Bison has an army of private henchmen at his disposal and he’s ruthless when it comes to getting what he wants. Chun Li must go beyond her own capabilities if she is to survive and rescue her father.

The plot summary is somewhat sparse, but really, what can you expect from a videogame adaptation? The point of the movie is to generate action sequences and eye candy set to a throbbing rock score that will give the target audience of pimply-faced gamers a chubby just thinking about it. I don’t know that the movie succeeds on that level.

For one thing, I don’t understand why you would make a movie adaptation of a videogame and then make subtle and unnecessary changes in the game’s mythos that is sure to alienate your target audience. I don’t mind artistic license and when adapting something out of any medium you have to expect changes to be made, but those should be changes that enhance the storytelling process or reflect the technology available to recreate the action, not changes that are seemingly out of the writer’s ego to place their own stamp on a franchise that was doing just fine before they decided to make a movie based on it.

The fight sequences, to be fair, are pretty well done at least to my admittedly untrained eye. I’m sure martial arts purists were shuddering at some of the moves executed by the actors; at times even I could tell that the actors weren’t hitting the moves correctly. That’s a definite problem for a movie so rooted in martial arts. Also to the good, Bartkowiak has created a look as far as the Bangkok backstreets are concerned that is stylish and fun. The visual aspect of the film is solid.

Duncan is having a marvelous time as Balrog. When he grins, you get the impression that he’s thinking “I’m getting paid for this?” His work makes the movie watchable. Sadly, some of the other actors don’t fair as well. Klein, whose previous career highlight was the American Pie films, is probably not the right guy for the role of Nash which might have benefitted from someone along the lines of a Taylor Kitsch or a Chris Hemsworth. Also McDonough’s accent slips from a standard American to a pseudo-Irish oddly; it winds up being a distraction.

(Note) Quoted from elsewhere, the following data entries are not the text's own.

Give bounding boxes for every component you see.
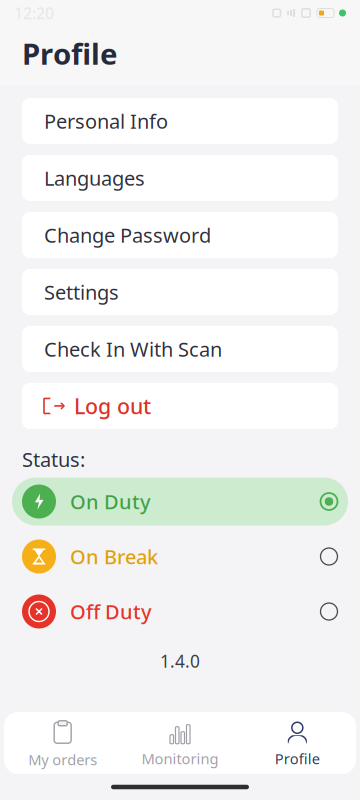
button[interactable]: Settings: [22, 269, 338, 315]
staticText: Status:: [22, 446, 85, 473]
button[interactable]: On Break: [12, 532, 348, 580]
staticText: Personal Info: [44, 108, 168, 134]
button[interactable]: Off Duty: [12, 588, 348, 636]
staticText: Log out: [74, 392, 151, 420]
staticText: My orders: [28, 750, 97, 769]
button[interactable]: Personal Info: [22, 98, 338, 144]
button[interactable]: Log out: [22, 383, 338, 429]
button[interactable]: Languages: [22, 155, 338, 201]
button[interactable]: Check In With Scan: [22, 326, 338, 372]
button[interactable]: On Duty: [12, 478, 348, 526]
staticText: On Duty: [70, 488, 151, 515]
staticText: Monitoring: [142, 749, 218, 768]
staticText: Profile: [275, 749, 320, 768]
staticText: Languages: [44, 165, 145, 191]
staticText: Settings: [44, 279, 119, 305]
staticText: Off Duty: [70, 598, 152, 625]
staticText: Change Password: [44, 222, 211, 248]
staticText: 12:20: [14, 2, 54, 24]
staticText: Profile: [22, 34, 118, 73]
button[interactable]: My orders: [4, 716, 121, 774]
button[interactable]: Monitoring: [121, 716, 239, 774]
staticText: 1.4.0: [160, 650, 200, 672]
button[interactable]: Change Password: [22, 212, 338, 258]
staticText: Check In With Scan: [44, 336, 222, 362]
staticText: On Break: [70, 543, 158, 570]
button[interactable]: Profile: [239, 716, 356, 774]
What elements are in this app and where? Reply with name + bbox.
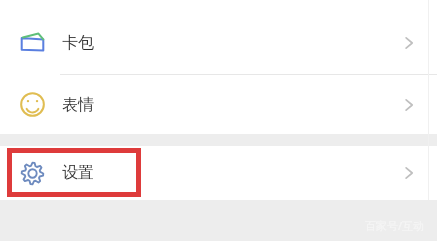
staticText: 卡包 (62, 33, 94, 53)
button[interactable]: 卡包 (0, 10, 437, 75)
staticText: 设置 (62, 163, 94, 183)
button[interactable]: 表情 (0, 75, 437, 134)
other: 设置 (19, 160, 46, 187)
staticText: 表情 (62, 95, 94, 115)
other: 表情 (19, 91, 46, 118)
button[interactable]: 设置 (0, 146, 437, 200)
other: 卡包 (19, 29, 46, 56)
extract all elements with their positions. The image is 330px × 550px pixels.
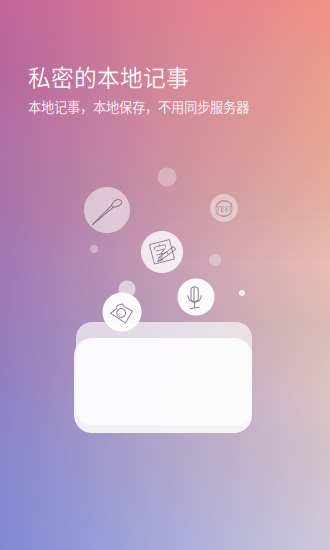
staticText: 本地记事，本地保存，不用同步服务器 — [28, 97, 249, 116]
staticText: 私密的本地记事 — [28, 60, 189, 93]
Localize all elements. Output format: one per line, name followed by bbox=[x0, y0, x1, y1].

There are also some strange plot devices; for example, when Chun Li announces that she needs to do further research into Bison’s criminal enterprise, the first place she goes is Google. Wouldn’t it be nice if the Gambino family had a website?

This is meant to be disposable, easily digestible action fare and to a large extent it is. The movie is seriously flawed, however, which may give those looking for superior action films pause. There is enough to like here that I can give it a slight recommendation, but be aware that even those who love the videogame may have some problems with the movie version.

WHY RENT THIS: Bartkowiak has a distinctive visual style and most of the fight scenes are impressive to the layman. Duncan seems to be having a great time and attacks his role with gusto.

WHY RENT SOMETHING ELSE: Standard videogame adaptation fare with not a whole lot of plot to speak of.

FAMILY VALUES: Plenty of martial arts violence, but nothing that would bother the average teen. If you think it’s okay for your child to play the videogame, chances are the movie will be fine too.

TRIVIAL PURSUIT: Robin Shou has also appeared in the Mortal Kombat movies, making him the only cast member to date to have appeared in other movies based on videogames.

NOTABLE DVD EXTRAS: The Blu-Ray and Special Edition DVD include an animated comic book called Street Fighter: Round One – Fight! which should appeal to fans of the videogame series, as well as some features on the training the actors went through to become onscreen martial arts masters. The Blu-Ray contains a trivia track (a favorite feature of Da Queen).